Cerca de três quartos das famílias enfrentam, todos os meses, dificuldades financeiras. Há mesmo agregados familiares – cerca de 8 por cento – em situação crítica: têm dificuldade em pagar despesas essenciais como habitação, transportes, alimentação ou saúde.
A conclusão é do barómetro anual da DECO. Neste Dia Mundial dos Direitos do Consumidor, a associação lança um “Roteiro para Sobreviver à Crise”. Trata-se de um conjunto com 18 medidas que podem ajudar a resolver grande parte dos problemas que dão origem às queixas que recebe diariamente.
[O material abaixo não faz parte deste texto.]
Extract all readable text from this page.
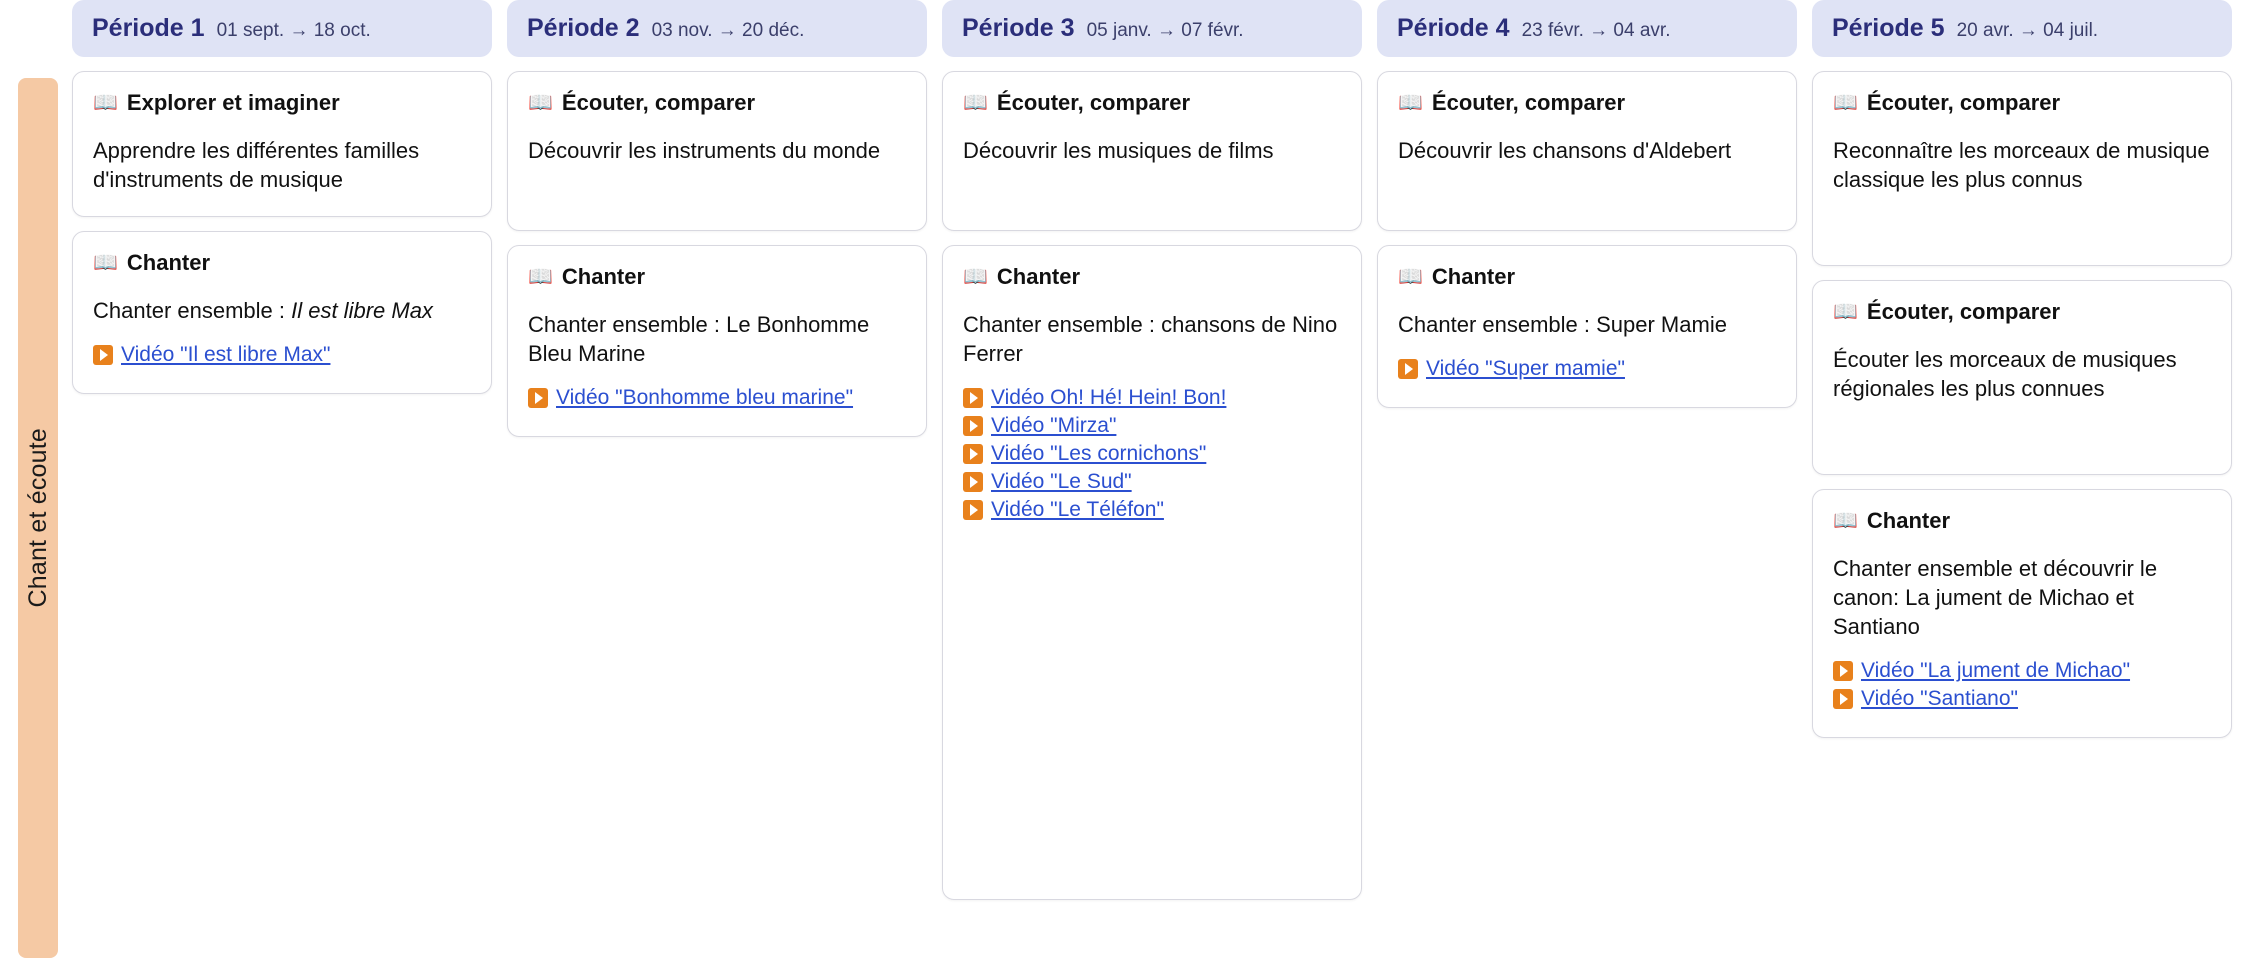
Chant et écoute
Période 1 01 sept. → 18 oct.
📖 Explorer et imaginer
Apprendre les différentes familles d'instruments de musique
📖 Chanter
Chanter ensemble : Il est libre Max
Vidéo "Il est libre Max"
Période 2 03 nov. → 20 déc.
📖 Écouter, comparer
Découvrir les instruments du monde
📖 Chanter
Chanter ensemble : Le Bonhomme Bleu Marine
Vidéo "Bonhomme bleu marine"
Période 3 05 janv. → 07 févr.
📖 Écouter, comparer
Découvrir les musiques de films
📖 Chanter
Chanter ensemble : chansons de Nino Ferrer
Vidéo Oh! Hé! Hein! Bon!
Vidéo "Mirza"
Vidéo "Les cornichons"
Vidéo "Le Sud"
Vidéo "Le Téléfon"
Période 4 23 févr. → 04 avr.
📖 Écouter, comparer
Découvrir les chansons d'Aldebert
📖 Chanter
Chanter ensemble : Super Mamie
Vidéo "Super mamie"
Période 5 20 avr. → 04 juil.
📖 Écouter, comparer
Reconnaître les morceaux de musique classique les plus connus
📖 Écouter, comparer
Écouter les morceaux de musiques régionales les plus connues
📖 Chanter
Chanter ensemble et découvrir le canon: La jument de Michao et Santiano
Vidéo "La jument de Michao"
Vidéo "Santiano"
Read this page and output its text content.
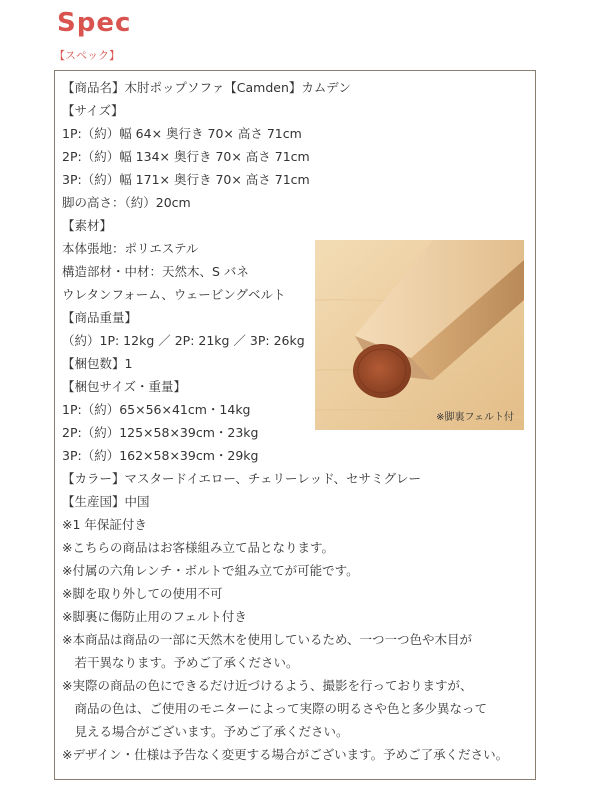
Spec
【スペック】
【商品名】木肘ポップソファ【Camden】カムデン
【サイズ】
1P:（約）幅 64× 奥行き 70× 高さ 71cm
2P:（約）幅 134× 奥行き 70× 高さ 71cm
3P:（約）幅 171× 奥行き 70× 高さ 71cm
脚の高さ：（約）20cm
【素材】
本体張地：ポリエステル
構造部材・中材：天然木、S バネ
ウレタンフォーム、ウェービングベルト
【商品重量】
（約）1P: 12kg ／ 2P: 21kg ／ 3P: 26kg
【梱包数】1
【梱包サイズ・重量】
1P:（約）65×56×41cm・14kg
2P:（約）125×58×39cm・23kg
3P:（約）162×58×39cm・29kg
【カラー】マスタードイエロー、チェリーレッド、セサミグレー
【生産国】中国
※1 年保証付き
※こちらの商品はお客様組み立て品となります。
※付属の六角レンチ・ボルトで組み立てが可能です。
※脚を取り外しての使用不可
※脚裏に傷防止用のフェルト付き
※本商品は商品の一部に天然木を使用しているため、一つ一つ色や木目が
　若干異なります。予めご了承ください。
※実際の商品の色にできるだけ近づけるよう、撮影を行っておりますが、
　商品の色は、ご使用のモニターによって実際の明るさや色と多少異なって
　見える場合がございます。予めご了承ください。
※デザイン・仕様は予告なく変更する場合がございます。予めご了承ください。
※脚裏フェルト付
O coordenador do Departamento Jurídico e Económico da DECO, Paulo Fonseca, diz à Renascença que o primeiro fator que levou à criação deste roteiro foi, antes de mais, a alteração do perfil do consumidor.
Se, no passado, a associação recebia queixas de situações isoladas sobre a qualidade de um determinado serviço, como, por exemplo, quando se não conseguia aceder ao serviço de interne ou não se obtinha o reembolso de um pagamento, agora, a maioria das reclamações centra-se em seis áreas específicas: alimentação, habitação, energia, comunicações, água e resíduos e mobilidade.
Paulo Fonseca diz que na maior parte dos casos trata-se de situações cumulativas, ou seja, o consumidor não tem apenas uma queixa, mas sim um agregado de situações que lhe provocam transtornos. Outro alteração de padrão: se antes era possível identificar os grupos suscetíveis de apoio social, a vulnerabilidade está surge hoje associada a todos os consumidores.
A organização de defesa dos consumidores argumenta que o Governo de António Costa tem responsabilidade pelo atual cenário de atropelos dos direitos dos consumidores. “Há um ano, a DECO enviou uma carta ao Governo a exigir regulamentação da reduflação, a criação de um Observatório dos Preços e fiscalização das práticas das empresas. Passou um ano e só hoje se discutem as medidas”, aponta Paulo Fonseca.
O roteiro da DECO prevê, entre outros pontos, a constituição de um Observatório dos Preços que fiscalize a evolução dos preços dos bens, bem como das práticas comerciais, a criação de legislação que reforce a transparência em casos de reduflação e que seja reforçada a oferta de produtos de marcas brancas que permitam fazer um cabaz essencial.
A habitação é outra das áreas que nos últimos tempos tem estado no centro das preocupações dos consumidores e nesse plano a DECO defende a criação de programas inclusivos para arrendamento e compra de casa, acompanhados de incentivos fiscais, financeiros e sociais, mas com menos burocracia e medidas simples que apoiem o desempenho energético.
Paulo Fonseca está convencido de que as medidas que têm sido avançadas pelo Executivo pecam por insuficientes, por serem reativas, que não antecipam os problemas, “Espera-se demasiado tempo por Bruxelas, ficamos sem tempo para reagir às necessidades do consumidor”, critica.
O “Roteiro para sobreviver à Crise” pretende ainda harmonizar os vários setores. A DECO considera que não faz sentido, por exemplo, que a tarifa social na eletricidade e no gás se baseiem em princípios diferentes e que “na água, muitos não tenham tarifa social” pelo facto de os critérios variarem de município para município. Uma das propostas é, assim, a aplicação obrigatória da tarifa social por todas as entidades gestoras e em todas as vertentes: abastecimento, saneamento e resíduos.
Paulo Fonseca aponta ainda outro problema recorrente, que é o das exceções: “As medidas trazem tantas exceções que dificilmente se aplicam.”
O jurista da DECO diz que os consumidores não apresentam, muitas vezes, reclamações por considerarem “que não há nada a fazer”, quando a verdade é que “há muito a fazer, não só pelo Governo, mas também por parte das entidades reguladoras”.
O roteiro foi enviado aos grupos parlamentares como repto para uma maior dedicação “ao trabalho de defesa dos direitos que está cansado, frouxo e sempre dependente de terceiros”.